Vive-se numa sociedade de inversão de papéis:  mulheres masculinizadas, homens efeminados. Uma dessas mulheres másculas se apaixona por um homem de trejeitos delicados e o acaba retirando, praticamente à força da casa dos pais, para viver com ela. Quando o casal já se encontra com filhos, esse, cansado de sua submissão e de ficar apenas cuidando desses enquanto ela é que tem a vida social e do trabalho fora do lar,  resolve abandoná-la brutalmente e invadir com outros homens, incentivados por seu clamor, o clube feminista, expulsando-as todas e saudando uma nova sociedade masculina.
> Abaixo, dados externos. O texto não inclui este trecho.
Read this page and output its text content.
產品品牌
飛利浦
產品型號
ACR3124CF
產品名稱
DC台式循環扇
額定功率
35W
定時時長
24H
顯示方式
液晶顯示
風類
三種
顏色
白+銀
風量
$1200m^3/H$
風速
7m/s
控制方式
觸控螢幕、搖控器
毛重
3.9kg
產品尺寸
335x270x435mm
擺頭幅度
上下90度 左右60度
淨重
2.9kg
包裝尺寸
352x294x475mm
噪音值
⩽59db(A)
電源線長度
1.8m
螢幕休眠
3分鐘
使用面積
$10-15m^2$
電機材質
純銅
Guy parodia o movimento feminista através dessa confusa narrativa, típica do Primeiro Cinema, na qual a maior atração humorística pretensamente é a da inversão de papéis sexuais. Curiosamente tal sátira antecipa em uma dúzia de anos uma comédia bem mais famosa,  Algie, o Mineiro (1912), igualmente centrada no apelo humorístico ao homossexual caricato e, mais próximo dessa, a inversão de papéis de gênero de A Florida Enchantment (1914). É interessante que esse tema, recorrente na carreira da realizadora, havia sido tratado com bem mais lirismo, ainda que não intencional, em algumas de suas produções iniciais, tal como Les Fredaines de Pierette (1900). E é curioso igualmente como esse filme se encontra exatamente a meio caminho aqui entre a narrativa mais clássica do filme de 1912 e a mera apresentação de um número burlesco ao qual se pretende o primeiro. E, talvez por isso mesmo, seja o que mais sofra com uma pretensão de narração da qual o primeiro é destituído e que aqui se vê frustrada, ao menos em termos retrospectivos, pelas estratégias narrativas de então – muita informação visual ocorrendo ao mesmo tempo, sem que a decupagem demonstre uma hierarquia do que seria mais relevante a ser destacado, precário encadeamento de uma ação para a seguinte e conseqüente descaso com a temporalidade (a cena em que o casal já surge com filhos demonstra um avanço no tempo que não possui qualquer delimitação precisa pelo próprio filme, etc). O mesmo pode ser dito de seus cenários abertamente estilizados. Foi dado como perdido por muito tempo e o mais interessante seria certamente compará-lo com uma nova versão feita pela própria Guy, In The Year 2000 (1912), pois daria uma rara oportunidade de observar o mesmo tema narrativo trabalhado por dois modos  bastante distintos e característicos de seus respectivos períodos de produção.  Algo infelizmente impossível de ser efetivado, pois o mesmo é considerado perdido.  Destaque para a cena em que as duas mulheres brigam pela atenção do protagonista e uma acaba estapeando a outra, talvez uma das poucas efetivamente divertidas. Ainda que a sua mensagem seja eminentemente anti-progressista, sobretudo sob uma perspectiva politicamente correta de mais de um século após, não deixa de ser criativa ao questionar, mesmo que involuntariamente, justamente o papel de submissão da mulher sob um signo invertido, na figura do homem cansado de ser explorado.  Gaumont. 7 minutos e 20 segundos.